Her father, who was badly beaten during the kidnapping, later told AFP that the woman -- dressed in black and wearing a wig -- was certainly his estranged wife, from whom he split in 2007.
In Russia, where a court has awarded custody to the mother and where the father is accused of kidnapping the little girl in 2008, the government earlier challenged the decision to send her back to France.
The Russian embassy in Budapest declined to comment on the court decision Wednesday.
Members of the Civic Chamber of Russia, an advisory civil panel close to the Kremlin, called for the toddler to be brought back to Russia and accused France of always backing French citizens in similar cases in the past.
"We will not let the girl live peacefully with her father in France while her mother is in prison," said Sergei Markov, a member of the civic chamber.

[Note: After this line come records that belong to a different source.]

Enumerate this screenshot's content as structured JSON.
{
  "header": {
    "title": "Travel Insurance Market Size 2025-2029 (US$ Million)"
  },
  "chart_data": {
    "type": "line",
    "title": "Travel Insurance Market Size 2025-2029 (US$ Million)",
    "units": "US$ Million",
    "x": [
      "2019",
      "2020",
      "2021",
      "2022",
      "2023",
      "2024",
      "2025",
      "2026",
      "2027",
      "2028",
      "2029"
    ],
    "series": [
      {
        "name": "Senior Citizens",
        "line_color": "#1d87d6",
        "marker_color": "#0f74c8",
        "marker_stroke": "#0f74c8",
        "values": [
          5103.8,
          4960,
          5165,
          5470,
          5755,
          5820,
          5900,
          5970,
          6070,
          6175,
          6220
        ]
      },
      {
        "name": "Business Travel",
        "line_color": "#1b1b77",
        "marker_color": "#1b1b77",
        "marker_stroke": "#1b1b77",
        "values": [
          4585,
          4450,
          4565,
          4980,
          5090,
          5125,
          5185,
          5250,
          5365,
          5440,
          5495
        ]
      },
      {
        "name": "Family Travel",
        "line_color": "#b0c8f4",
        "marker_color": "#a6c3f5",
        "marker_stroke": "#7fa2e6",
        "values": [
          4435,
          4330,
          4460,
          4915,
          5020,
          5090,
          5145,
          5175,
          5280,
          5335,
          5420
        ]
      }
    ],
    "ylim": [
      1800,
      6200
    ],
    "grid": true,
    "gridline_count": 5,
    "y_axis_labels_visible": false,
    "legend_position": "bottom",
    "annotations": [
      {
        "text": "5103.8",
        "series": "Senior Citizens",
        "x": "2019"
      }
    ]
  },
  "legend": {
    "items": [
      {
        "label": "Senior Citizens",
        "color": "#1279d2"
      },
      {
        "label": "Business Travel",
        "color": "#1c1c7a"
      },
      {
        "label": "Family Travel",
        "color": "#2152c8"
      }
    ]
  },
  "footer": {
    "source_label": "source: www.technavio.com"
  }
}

"Who says that the child must live in France if she has French citizenship," Anatoly Kucherena, an attorney, told reporters in Moscow. "We will insist that Lisa is repatriated to Russia."
Elise's father struck a conciliatory note Wednesday in an interview to Russia's Ria Novosti news agency saying he wanted his child to have the company of both her parents.
"I would like Elise to have a mother and a fathert so that she can spend some time in France and some time in Russia," he said.
"If I can get guarantees of her well-being there and her return to France at an agreed date, I would be happy to let her go to Russia."